GOP-led House passes bill to overhaul Kentucky’s tax system | Kentucky
Democrats opposed to the measure said it would disproportionately benefit wealthier Kentuckians and risk starving the state of revenue to properly fund schools and other essential services.
“I don’t think the math adds up,” said Democratic Rep. Rachel Roberts. “And I also think it’s regressive. I think it hurts the poor in our state. I think it favors the wealthy in our state.
The push to overhaul Kentucky’s tax system comes at a time when the Bluegrass State has massive surpluses in tax revenue and huge sums stashed in budget reserves.
Under the bill, the state’s 5% personal income tax rate would be lowered gradually over a period of years until the levy is eliminated. The measure provides for a rate cut to 4% on January 1st.
After that, future personal income tax rate reductions would depend on the government meeting revenue targets. Those targets would serve as safeguards to ensure the state achieves the necessary revenue growth before triggering another rate cut, Petrie said.
It is estimated that lowering the personal income tax rate to 4% will cost the state approximately $1 billion. The House explained such a loss in the two-year budget it passed a few weeks ago, setting aside about $1.1 billion in unrestricted funds. The Senate has yet to reveal its spending plans for the state.
The tax bill passed by the House does not include any state corporate income tax cuts.
It would significantly broaden the tax base by extending sales tax or user fees to a host of services. These services would include taxis and car rental, residential and non-residential security systems, bodyguard and self-protection services, process servers, valet and parking services, boat mooring yachting, entertainment venues and event space rental, legislative and executive branch lobbying, cosmetic surgery procedures (not medically necessary), personal financial planning, private courier services, road and travel services, executive search services, unsolicited telemarketing services and public opinion research.
Under the bill, groceries and drugs would remain exempt from state sales tax.

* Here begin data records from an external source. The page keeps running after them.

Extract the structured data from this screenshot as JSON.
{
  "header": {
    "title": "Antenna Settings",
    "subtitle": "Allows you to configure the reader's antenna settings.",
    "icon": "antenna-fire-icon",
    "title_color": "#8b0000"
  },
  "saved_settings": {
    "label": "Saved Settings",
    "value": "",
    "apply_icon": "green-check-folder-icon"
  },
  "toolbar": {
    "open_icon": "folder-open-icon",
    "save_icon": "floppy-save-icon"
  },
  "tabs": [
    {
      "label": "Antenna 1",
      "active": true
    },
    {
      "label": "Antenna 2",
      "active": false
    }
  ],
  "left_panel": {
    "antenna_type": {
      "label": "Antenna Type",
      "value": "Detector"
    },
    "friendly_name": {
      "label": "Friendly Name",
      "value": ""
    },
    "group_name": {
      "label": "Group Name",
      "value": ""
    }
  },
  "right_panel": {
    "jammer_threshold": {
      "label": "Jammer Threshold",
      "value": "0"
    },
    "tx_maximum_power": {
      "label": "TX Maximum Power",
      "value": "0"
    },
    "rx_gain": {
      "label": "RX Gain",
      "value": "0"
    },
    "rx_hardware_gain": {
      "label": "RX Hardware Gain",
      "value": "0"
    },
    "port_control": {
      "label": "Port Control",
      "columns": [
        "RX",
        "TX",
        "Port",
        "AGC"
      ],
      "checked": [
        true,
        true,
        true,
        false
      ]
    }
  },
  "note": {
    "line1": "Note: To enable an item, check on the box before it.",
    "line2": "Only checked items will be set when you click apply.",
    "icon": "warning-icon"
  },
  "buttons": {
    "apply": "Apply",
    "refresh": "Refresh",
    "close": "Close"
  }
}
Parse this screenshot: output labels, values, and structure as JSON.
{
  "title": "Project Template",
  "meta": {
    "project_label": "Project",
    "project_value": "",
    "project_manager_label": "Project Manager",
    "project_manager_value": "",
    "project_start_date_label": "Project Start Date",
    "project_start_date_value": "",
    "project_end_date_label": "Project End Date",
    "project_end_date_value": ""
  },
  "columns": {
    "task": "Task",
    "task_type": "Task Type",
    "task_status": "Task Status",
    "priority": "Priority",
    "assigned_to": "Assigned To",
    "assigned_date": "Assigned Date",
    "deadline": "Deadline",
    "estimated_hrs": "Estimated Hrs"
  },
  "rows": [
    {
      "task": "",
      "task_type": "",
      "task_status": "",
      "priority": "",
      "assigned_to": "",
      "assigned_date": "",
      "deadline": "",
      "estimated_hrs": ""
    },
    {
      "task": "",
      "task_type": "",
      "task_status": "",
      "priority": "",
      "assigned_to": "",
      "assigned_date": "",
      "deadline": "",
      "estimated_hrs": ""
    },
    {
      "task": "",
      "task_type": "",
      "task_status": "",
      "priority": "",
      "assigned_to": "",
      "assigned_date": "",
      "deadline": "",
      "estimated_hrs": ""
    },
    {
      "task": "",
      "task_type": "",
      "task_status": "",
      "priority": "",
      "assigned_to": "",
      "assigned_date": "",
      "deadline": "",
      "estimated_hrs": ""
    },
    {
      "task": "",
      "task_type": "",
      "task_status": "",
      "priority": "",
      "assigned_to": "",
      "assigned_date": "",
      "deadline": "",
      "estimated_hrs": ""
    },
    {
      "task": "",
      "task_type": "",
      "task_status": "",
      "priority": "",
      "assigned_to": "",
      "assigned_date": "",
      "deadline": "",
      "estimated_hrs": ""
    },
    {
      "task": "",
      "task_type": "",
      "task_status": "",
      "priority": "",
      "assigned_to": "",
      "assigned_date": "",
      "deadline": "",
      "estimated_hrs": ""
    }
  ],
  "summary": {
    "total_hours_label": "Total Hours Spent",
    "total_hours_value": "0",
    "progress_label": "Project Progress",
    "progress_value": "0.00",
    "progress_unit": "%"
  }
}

Democratic Rep. Al Gentry predicted the plan would be a net loss for low-income Kentuckians. They would pay as much or more in sales taxes than their savings from income tax cuts, he said.

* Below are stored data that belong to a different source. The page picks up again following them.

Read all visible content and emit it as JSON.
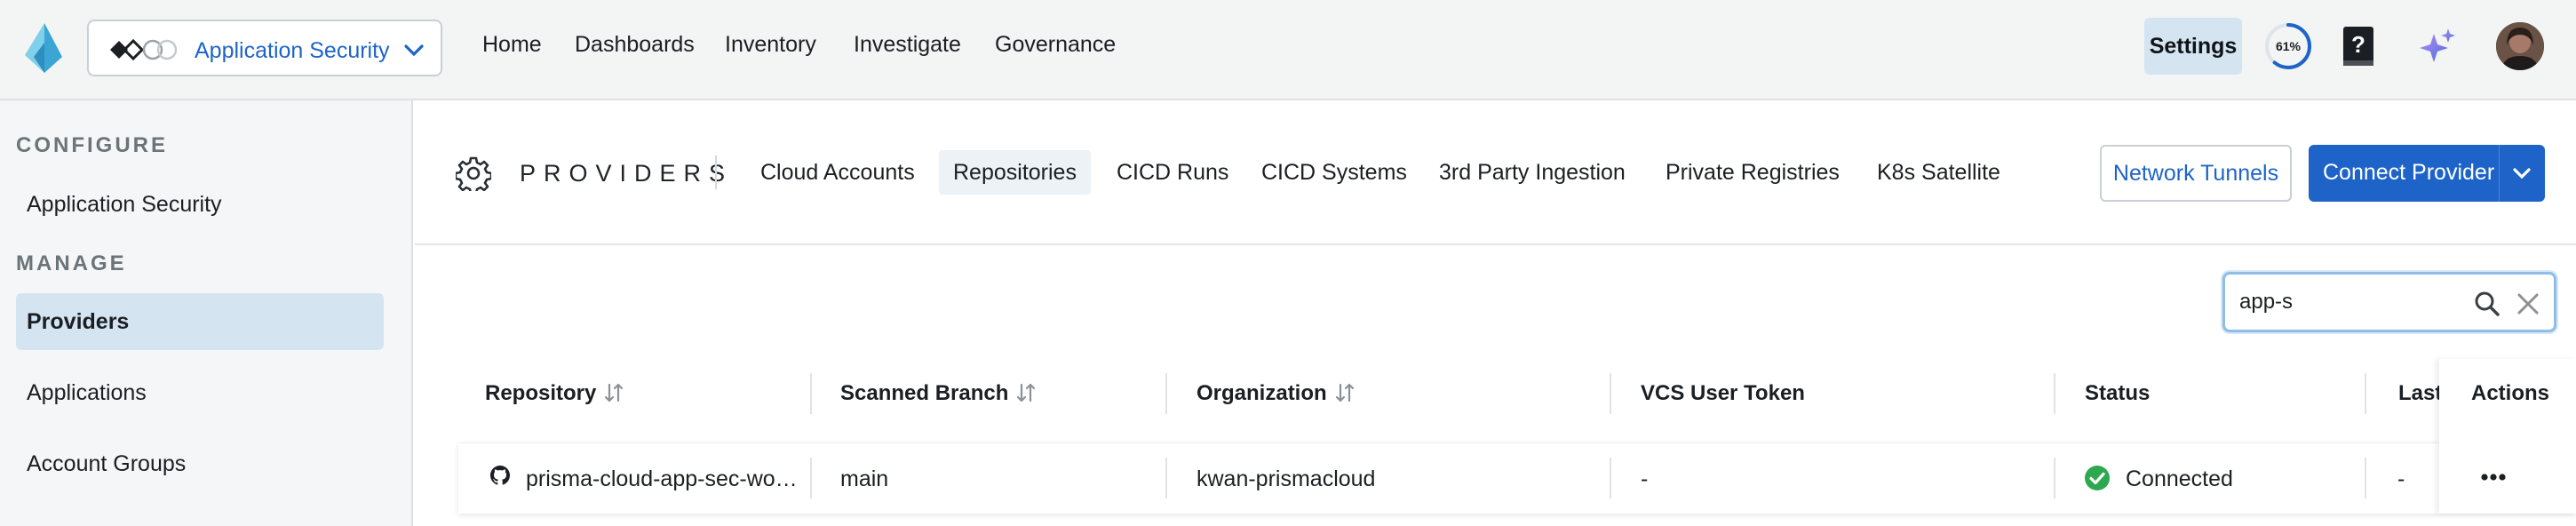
{
  "header": {
    "app_switcher": {
      "label": "Application Security"
    },
    "nav": [
      "Home",
      "Dashboards",
      "Inventory",
      "Investigate",
      "Governance"
    ],
    "settings_label": "Settings",
    "progress": {
      "value": 61,
      "label": "61%"
    }
  },
  "sidebar": {
    "configure_title": "CONFIGURE",
    "configure_items": [
      "Application Security"
    ],
    "manage_title": "MANAGE",
    "manage_items": [
      "Providers",
      "Applications",
      "Account Groups"
    ],
    "active_item": "Providers"
  },
  "providers": {
    "title": "PROVIDERS",
    "tabs": [
      "Cloud Accounts",
      "Repositories",
      "CICD Runs",
      "CICD Systems",
      "3rd Party Ingestion",
      "Private Registries",
      "K8s Satellite"
    ],
    "active_tab": "Repositories",
    "network_tunnels_label": "Network Tunnels",
    "connect_provider_label": "Connect Provider"
  },
  "search": {
    "value": "app-s"
  },
  "table": {
    "columns": [
      "Repository",
      "Scanned Branch",
      "Organization",
      "VCS User Token",
      "Status",
      "Last",
      "Actions"
    ],
    "rows": [
      {
        "repository": "prisma-cloud-app-sec-wo…",
        "branch": "main",
        "organization": "kwan-prismacloud",
        "token": "-",
        "status": "Connected",
        "last": "-"
      }
    ]
  },
  "colors": {
    "brand_blue": "#1e63c8",
    "active_bg": "#d4e5f1",
    "success_green": "#2ea84f",
    "logo_blue": "#57b8dc"
  }
}
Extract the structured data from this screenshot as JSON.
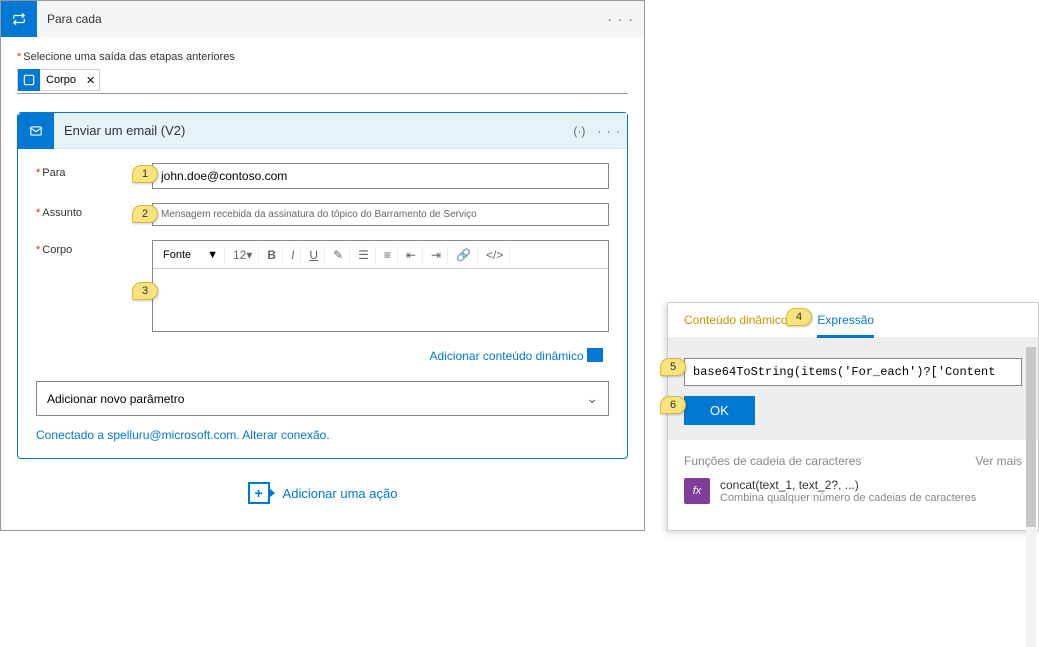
{
  "foreach": {
    "title": "Para cada",
    "output_label": "Selecione uma saída das etapas anteriores",
    "token_label": "Corpo",
    "token_close": "✕"
  },
  "email": {
    "header_title": "Enviar um email (V2)",
    "to_label": "Para",
    "to_value": "john.doe@contoso.com",
    "subject_label": "Assunto",
    "subject_value": "Mensagem recebida da assinatura do tópico do Barramento de Serviço",
    "body_label": "Corpo",
    "font_label": "Fonte",
    "font_size": "12",
    "add_dynamic_label": "Adicionar conteúdo dinâmico",
    "add_param_label": "Adicionar novo parâmetro",
    "connected_text": "Conectado a spelluru@microsoft.com. Alterar conexão."
  },
  "add_action": {
    "label": "Adicionar uma ação"
  },
  "dynamic_panel": {
    "tab_dynamic": "Conteúdo dinâmico",
    "tab_expression": "Expressão",
    "expression_value": "base64ToString(items('For_each')?['Content",
    "ok_label": "OK",
    "section_title": "Funções de cadeia de caracteres",
    "see_more": "Ver mais",
    "func_name": "concat(text_1, text_2?, ...)",
    "func_desc": "Combina qualquer número de cadeias de caracteres"
  },
  "badges": {
    "b1": "1",
    "b2": "2",
    "b3": "3",
    "b4": "4",
    "b5": "5",
    "b6": "6"
  }
}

“It’s really a change in the tax burden,” Gentry said.
Proponents predicted the tax changes would spur population growth in Kentucky and help overcome the worker shortage that has been the hangover of the COVID-19 pandemic.

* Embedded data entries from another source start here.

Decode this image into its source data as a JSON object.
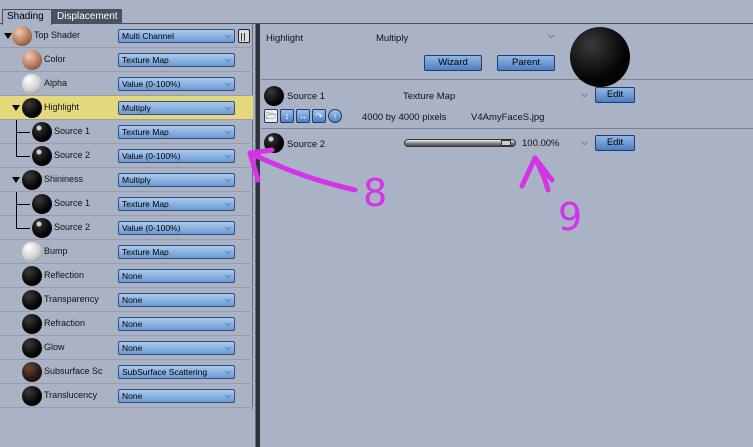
{
  "tabs": [
    {
      "label": "Shading",
      "active": true
    },
    {
      "label": "Displacement",
      "active": false
    }
  ],
  "tree": [
    {
      "key": "top",
      "label": "Top Shader",
      "value": "Multi Channel",
      "sphere": "skin"
    },
    {
      "key": "color",
      "label": "Color",
      "value": "Texture Map",
      "sphere": "skin"
    },
    {
      "key": "alpha",
      "label": "Alpha",
      "value": "Value (0-100%)",
      "sphere": "white"
    },
    {
      "key": "highlight",
      "label": "Highlight",
      "value": "Multiply",
      "sphere": "black",
      "selected": true
    },
    {
      "key": "hl_src1",
      "label": "Source 1",
      "value": "Texture Map",
      "sphere": "tex"
    },
    {
      "key": "hl_src2",
      "label": "Source 2",
      "value": "Value (0-100%)",
      "sphere": "tex"
    },
    {
      "key": "shininess",
      "label": "Shininess",
      "value": "Multiply",
      "sphere": "black"
    },
    {
      "key": "sh_src1",
      "label": "Source 1",
      "value": "Texture Map",
      "sphere": "black"
    },
    {
      "key": "sh_src2",
      "label": "Source 2",
      "value": "Value (0-100%)",
      "sphere": "tex"
    },
    {
      "key": "bump",
      "label": "Bump",
      "value": "Texture Map",
      "sphere": "white"
    },
    {
      "key": "reflection",
      "label": "Reflection",
      "value": "None",
      "sphere": "black"
    },
    {
      "key": "transparency",
      "label": "Transparency",
      "value": "None",
      "sphere": "black"
    },
    {
      "key": "refraction",
      "label": "Refraction",
      "value": "None",
      "sphere": "black"
    },
    {
      "key": "glow",
      "label": "Glow",
      "value": "None",
      "sphere": "black"
    },
    {
      "key": "subsurface",
      "label": "Subsurface Sc",
      "value": "SubSurface Scattering",
      "sphere": "sss"
    },
    {
      "key": "translucency",
      "label": "Translucency",
      "value": "None",
      "sphere": "black"
    }
  ],
  "detail": {
    "channel": "Highlight",
    "mode": "Multiply",
    "wizard_label": "Wizard",
    "parent_label": "Parent",
    "source1": {
      "label": "Source 1",
      "type": "Texture Map",
      "edit_label": "Edit",
      "dimensions": "4000 by 4000 pixels",
      "filename": "V4AmyFaceS.jpg"
    },
    "source2": {
      "label": "Source 2",
      "value": "100.00%",
      "slider_value": 1.0,
      "edit_label": "Edit"
    }
  },
  "annotations": {
    "arrow8": "8",
    "arrow9": "9",
    "color": "#d433e8"
  }
}
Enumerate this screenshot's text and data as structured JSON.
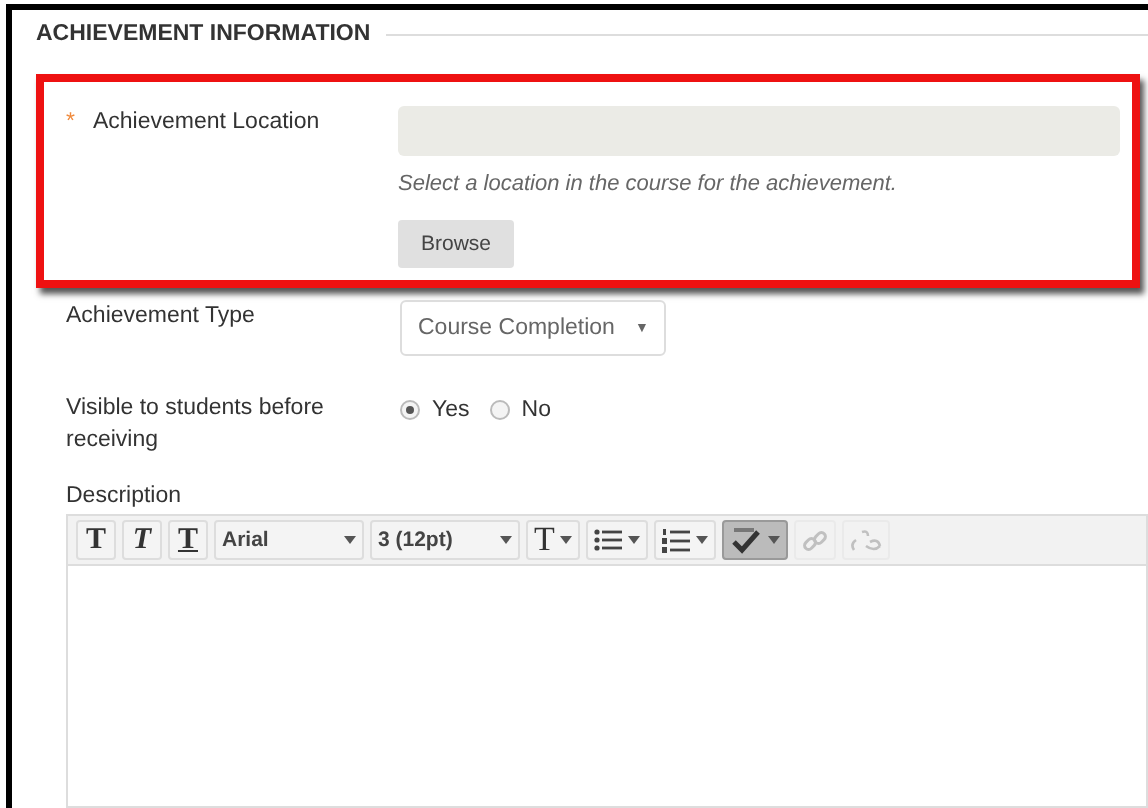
{
  "section": {
    "title": "ACHIEVEMENT INFORMATION"
  },
  "location": {
    "required_mark": "*",
    "label": "Achievement Location",
    "hint": "Select a location in the course for the achievement.",
    "button": "Browse",
    "highlighted": true
  },
  "type": {
    "label": "Achievement Type",
    "value": "Course Completion",
    "arrow": "▼"
  },
  "visible": {
    "label": "Visible to students before receiving",
    "options": [
      {
        "label": "Yes",
        "selected": true
      },
      {
        "label": "No",
        "selected": false
      }
    ]
  },
  "description": {
    "label": "Description",
    "toolbar": [
      {
        "kind": "bold",
        "label": "T",
        "pressed": false,
        "disabled": false
      },
      {
        "kind": "italic",
        "label": "T",
        "pressed": false,
        "disabled": false
      },
      {
        "kind": "underline",
        "label": "T",
        "pressed": false,
        "disabled": false
      },
      {
        "kind": "select",
        "label": "Arial",
        "pressed": false,
        "disabled": false
      },
      {
        "kind": "select",
        "label": "3 (12pt)",
        "pressed": false,
        "disabled": false
      },
      {
        "kind": "text-color",
        "label": "T",
        "pressed": false,
        "disabled": false
      },
      {
        "kind": "bullets",
        "pressed": false,
        "disabled": false
      },
      {
        "kind": "numbering",
        "pressed": false,
        "disabled": false
      },
      {
        "kind": "spellcheck",
        "pressed": true,
        "disabled": false
      },
      {
        "kind": "link",
        "pressed": false,
        "disabled": true
      },
      {
        "kind": "unlink",
        "pressed": false,
        "disabled": true
      }
    ]
  }
}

“If you want to have a workforce, you have to have a tax code that benefits workers,” said Republican Majority Leader Steven Rudy.
Democrats disputed claims of population growth, saying people are more influenced by factors such as the quality of education and health care when deciding where to live.
The bill would also introduce a “battery recovery tax” on electric and hybrid vehicles and a tax on the use of chargeable charging stations. It also includes a tax amnesty program, giving people who owe taxes a chance to pay their bills without penalty.
The State Senate recently passed a bill that would provide more than $1 billion in income tax refunds to taxpayers. The measure would provide personal income tax refunds of up to $500 per individual and up to $1,000 per household. Proponents said it was intended to provide relief to Kentuckians struggling with rising inflation. The Senate vote sent the measure to the House.
Ultimately, any sweeping tax bill will likely be crafted by a conference committee of House and Senate leaders. Lawmakers passed the two-thirds mark of their 60-day session this week.
Democratic Gov. Andy Beshear approved a temporary reduction in the state sales tax rate as a way to largely mitigate rising consumer prices. It would provide $873 million in tax relief for Kentuckians struggling with rising prices, the governor said.
The legislation passed by the House is House Bill 8.